En el plano político interno, la reforma también revela tensiones dentro de la propia coalición gobernante; modificar financiamiento y reglas de asignación de curules afecta directamente la supervivencia de partidos aliados cuya representación depende en buena medida de esos mecanismos; alcanzar mayorías calificadas para una reforma constitucional exige cohesión plena; si la iniciativa se percibe como concentradora o unilateral, la legitimidad del proceso legislativo se debilita; y en materia electoral, la percepción pública es tan relevante como el diseño normativo.

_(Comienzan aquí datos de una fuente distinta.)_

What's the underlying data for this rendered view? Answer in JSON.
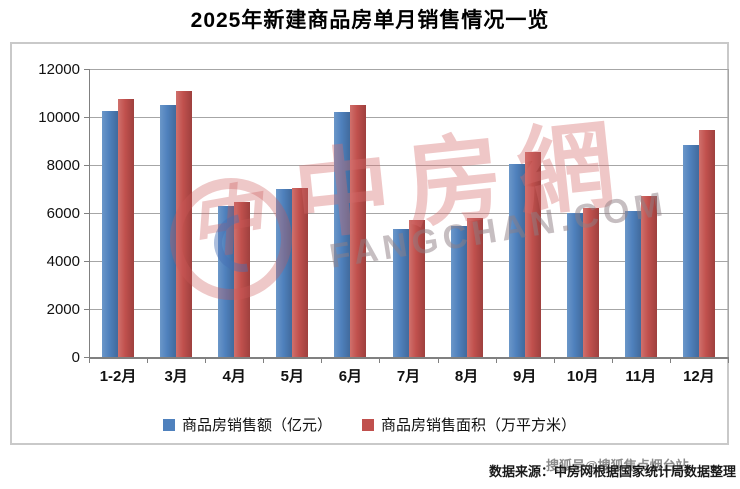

Las implicaciones económicas externas tampoco son marginales; México compite por atraer inversión extranjera directa en un entorno de relocalización industrial y reorganización de cadenas de suministro; los inversionistas evalúan estabilidad macroeconómica, disciplina fiscal y certidumbre jurídica; pero también observan estabilidad institucional y previsibilidad de reglas políticas; reformas electorales profundas, aprobadas sin consenso transversal amplio, pueden interpretarse como señales de concentración o de volatilidad normativa; la prima de riesgo político no se determina sólo por indicadores financieros, sino por la confianza en la continuidad de las reglas del juego; y la confianza institucional es un activo que tarda décadas en construirse y minutos en erosionarse.

En el plano social, la discusión es aún más sensible; México arrastra niveles persistentes de desconfianza hacia partidos y autoridades; jóvenes y sectores urbanos muestran fatiga democrática; en ese contexto, cualquier reforma que reduzca espacios de representación o altere equilibrios debe ir acompañada de mecanismos claros de participación y transparencia; una democracia más austera no necesariamente es una democracia más robusta; la legitimidad no se obtiene por ahorro, se obtiene por inclusión y confianza.

El dilema de fondo no es si el sistema electoral puede optimizarse; toda institución es perfectible; el dilema es si la optimización preserva pluralidad, autonomía arbitral y credibilidad; la democracia mexicana nació costosa porque nació de la desconfianza; cada reforma respondió a crisis que dejaron lecciones institucionales; abaratar sin blindar puede ser una apuesta de alto riesgo; porque cuando la certeza electoral se debilita, el costo no se mide en millones de pesos, se mide en polarización, litigios interminables y gobernabilidad comprometida.

Al final, la pregunta no es cuánto cuesta organizar elecciones; la pregunta es cuánto está dispuesto el país a invertir en la estabilidad de sus reglas; la certeza es un bien público; y como todo bien público, cuando se reduce su provisión, el mercado político no se corrige solo; se desordena; la verdadera eficiencia democrática no está en el recorte, sino en la capacidad de garantizar que, gane quien gane, el resultado sea aceptado; la reforma no sólo modifica números, reconfigura poder; y cuando se reconfigura poder, lo que está en juego no es el presupuesto, es el equilibrio democrático.